SONIC YOUTH played live on this day in 1985 during their first west coast tour. The concert - the Gila Monster Jamboree - was the last organised by Stuart Swezey's Desolation Center at their "all new remote [Mojave] desert location".
Swezey released Desolation Center, a documentary about these legendary gigs, in 2018.
Also playing that day ("Gila Monster Jamboree will start at 3PM. We are anticipating that the show will be through at 9:30 PM. The High Desert can get real cold in the winter at night.") were PSI/COM, REDD KROSS and the MEAT PUPPETS.
Tickets $7.50 check or M.O., tickets with bus transportation $15.
There was a very intense communal psychedelic experience that went on that night.

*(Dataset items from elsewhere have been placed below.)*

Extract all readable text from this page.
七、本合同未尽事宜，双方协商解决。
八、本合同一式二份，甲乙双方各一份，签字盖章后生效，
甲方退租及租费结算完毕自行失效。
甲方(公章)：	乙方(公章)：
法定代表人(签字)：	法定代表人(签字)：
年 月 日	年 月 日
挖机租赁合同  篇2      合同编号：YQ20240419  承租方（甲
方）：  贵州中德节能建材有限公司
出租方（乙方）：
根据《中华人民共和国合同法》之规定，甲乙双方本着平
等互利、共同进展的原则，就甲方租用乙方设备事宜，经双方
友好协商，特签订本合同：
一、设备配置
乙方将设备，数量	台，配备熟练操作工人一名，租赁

You kind of had to be there as any description of it would only make is sound corny.
Dave Markey, The Hundreds, 2018
SONIC YOUTH's set was filmed by Flipside and released on VHS as Gila Monster Jamboree on the Sonic Death label.
...100 miles out into the Mojave Desert, was our first "L.A." gig, first time we'd played on the west coast, part of an airplane tour from Seattle on south. That picture of us "in the back of a Chevy" on the Death Valley '69 12-inch is also from this trip. The gig was organized by one Stuart Sweezy, now of Amok Press (check it out!), who had this penchant for strange locations -- Minutemen and Meat Puppets on a barge on the S.F. Harbor, another desert gig with Einsterzende Neubauten... your ticket entitled you to a map to the gig site which was not handed out until the morning of the show (to prevent scans). Else you could buy a place on one of the buses hired to transport those transported souls with better things to do than cope with the road. The gig started early in the day with Psi-Com, which featured a barefoot Perry Farrell skanking in the sand and waxing poetic. Redd Kross followed, and by the time we went on it was about twilight. These songs were mostly brand new at the time, from the as-yet unreleased Bad Moon Rising LP. We'd waited a long time to make it west, and this was a pretty perfect introduction. Bob Bert was on the drums with us at the time. The cover photo, by someone named Alan Peak, all trails and blurr, sums up the occasion quite well. Band portrait by Naomi Petersen. This video was shot by the folks at Flipside Magazine. After us came the Meat Puppets, who played on into the night as the desert cold set in, under a big ring around the moon.